To correlate, the percentage of employment is 44 percent. Norman Wells is 80 percent. Look at the communities that are the most busy with economic activities, the highest employment rate. The communities with no employment, like Deline at 42 percent. The housing problems in Colville Lake, percentage – this is on percentage – the problems of housing in Colville Lake is 97 percent.
I met a young mother, two children, two jobs, living in a log house with holes between the logs, no running water, no bath or shower, no indoor flush toilets. She’s trying hard. I encouraged her, and I support her, and she’s trying hard to make ends meet. I understand that is poor. That’s unacceptable. It’s so cold in there when I went there that there’s frost under her kitchen table. You know what? I admire that young lady because she reminds me of my mother when my mother was bringing us up. Those things that we’re measuring in poverty, she’s in poverty right now. Same with the lady in Deline who is living in a shack.
Housing problems in Norman Wells are only 25 percent. Tulita 49 percent.
The income in the Sahtu for 2006 was $46,000, but the smaller communities are much lower. In Fort Good Hope the income was $29,000; Deline, $31,000; Tulita, $33,000; and Norman Wells, $67,000. This shows that the average person in smaller communities is living in poverty. In the Sahtu 19.7 percent of people had total incomes of less than $10,000 a year. In the Sahtu 56.6 percent of the people had total incomes of less than $35,000 a year. It’s also that the majority of people are living in poverty.
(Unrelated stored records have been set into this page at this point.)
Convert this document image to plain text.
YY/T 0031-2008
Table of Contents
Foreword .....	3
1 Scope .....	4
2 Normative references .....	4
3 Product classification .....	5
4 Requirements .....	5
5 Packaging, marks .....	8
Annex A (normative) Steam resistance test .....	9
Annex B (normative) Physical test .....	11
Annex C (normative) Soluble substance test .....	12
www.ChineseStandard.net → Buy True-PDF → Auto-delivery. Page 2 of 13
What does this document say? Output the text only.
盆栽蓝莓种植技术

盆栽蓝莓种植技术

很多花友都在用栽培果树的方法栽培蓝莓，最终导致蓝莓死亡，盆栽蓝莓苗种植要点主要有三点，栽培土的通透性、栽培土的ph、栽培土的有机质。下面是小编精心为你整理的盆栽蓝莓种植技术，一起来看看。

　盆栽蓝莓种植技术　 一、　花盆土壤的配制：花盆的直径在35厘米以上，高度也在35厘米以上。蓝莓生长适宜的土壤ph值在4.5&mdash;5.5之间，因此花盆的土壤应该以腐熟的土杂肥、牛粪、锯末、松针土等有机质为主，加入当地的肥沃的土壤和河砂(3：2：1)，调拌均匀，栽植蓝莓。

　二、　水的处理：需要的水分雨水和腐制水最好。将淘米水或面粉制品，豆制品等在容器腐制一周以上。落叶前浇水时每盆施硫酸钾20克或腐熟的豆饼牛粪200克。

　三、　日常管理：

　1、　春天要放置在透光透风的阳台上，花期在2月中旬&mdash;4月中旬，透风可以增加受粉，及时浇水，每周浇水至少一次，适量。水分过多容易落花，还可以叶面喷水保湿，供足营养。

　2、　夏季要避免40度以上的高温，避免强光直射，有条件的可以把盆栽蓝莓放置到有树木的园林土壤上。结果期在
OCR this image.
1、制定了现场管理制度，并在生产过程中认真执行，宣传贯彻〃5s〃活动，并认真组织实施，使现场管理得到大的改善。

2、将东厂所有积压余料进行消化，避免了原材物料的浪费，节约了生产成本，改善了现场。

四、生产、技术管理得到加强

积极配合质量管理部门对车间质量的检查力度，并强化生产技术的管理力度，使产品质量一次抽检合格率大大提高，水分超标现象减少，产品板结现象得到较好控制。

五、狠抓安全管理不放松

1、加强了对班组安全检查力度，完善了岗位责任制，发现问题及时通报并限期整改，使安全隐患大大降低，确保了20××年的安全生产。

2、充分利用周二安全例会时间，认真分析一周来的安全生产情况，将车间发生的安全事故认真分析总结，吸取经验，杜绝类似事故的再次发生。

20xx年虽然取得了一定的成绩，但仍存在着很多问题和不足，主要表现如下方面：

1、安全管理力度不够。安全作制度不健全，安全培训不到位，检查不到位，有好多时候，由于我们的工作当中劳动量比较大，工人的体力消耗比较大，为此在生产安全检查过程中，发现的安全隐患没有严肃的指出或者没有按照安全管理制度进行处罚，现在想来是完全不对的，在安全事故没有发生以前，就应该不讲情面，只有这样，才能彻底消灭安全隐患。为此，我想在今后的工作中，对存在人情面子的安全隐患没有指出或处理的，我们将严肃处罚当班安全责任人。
That’s the conclusion.
Poverty is also related to education. Like I said, in the olden days we were very well educated on the land. It will be unbelievable today if you take any one of us who wasn’t raised or living on the land and to go out and expect you to live on the land. You would be poor. You would starve to death. You would ask for Dene social income assistance to help you live off the land. We would never, ever accept or allow anybody to live on the land without knowing anything. So our education system was rich and wealthy, because it made us independent.
Somehow, like Ms. Bisaro said, we’ve become dependent. People feed us and educate us and we move into the economic lifestyle of the world.
The education in Colville Lake, the high school graduation rate is 28 percent. The Northwest Territories average is 70 percent. In Deline the average is 46 percent. Fort Good Hope is 40 percent. Norman Wells, again, is 82 percent. You see how the economic activity flows around where
there’s lots of business and how the poverty is decreased while the other communities don’t have much activity and the poverty is more of an issue there. Tulita has 48 percent. It’s well known that low education levels are linked to unemployment and poverty.
We ask, through this motion, that some serious consideration be put to how we change people’s thinking that they’re not poor, that they’re rich, and the government needs to look at how we create that interdependency and no longer be dependent on government.
People can and will make it. There’s more than enough in this world to share. Just as you go onto the land, there’s lots and lots of food to eat there. The young people today in Tulita are so used to the government’s dependency that it’s a shame we have come that far from once being a proud and strong people. Hopefully with the group of this hardworking people we can help us all to learn how to live independently and be wealthy. This issue for sure one day can be eradicated in the Northwest Territories.
I thank Ms. Bisaro for bringing this motion up and having us debate on it.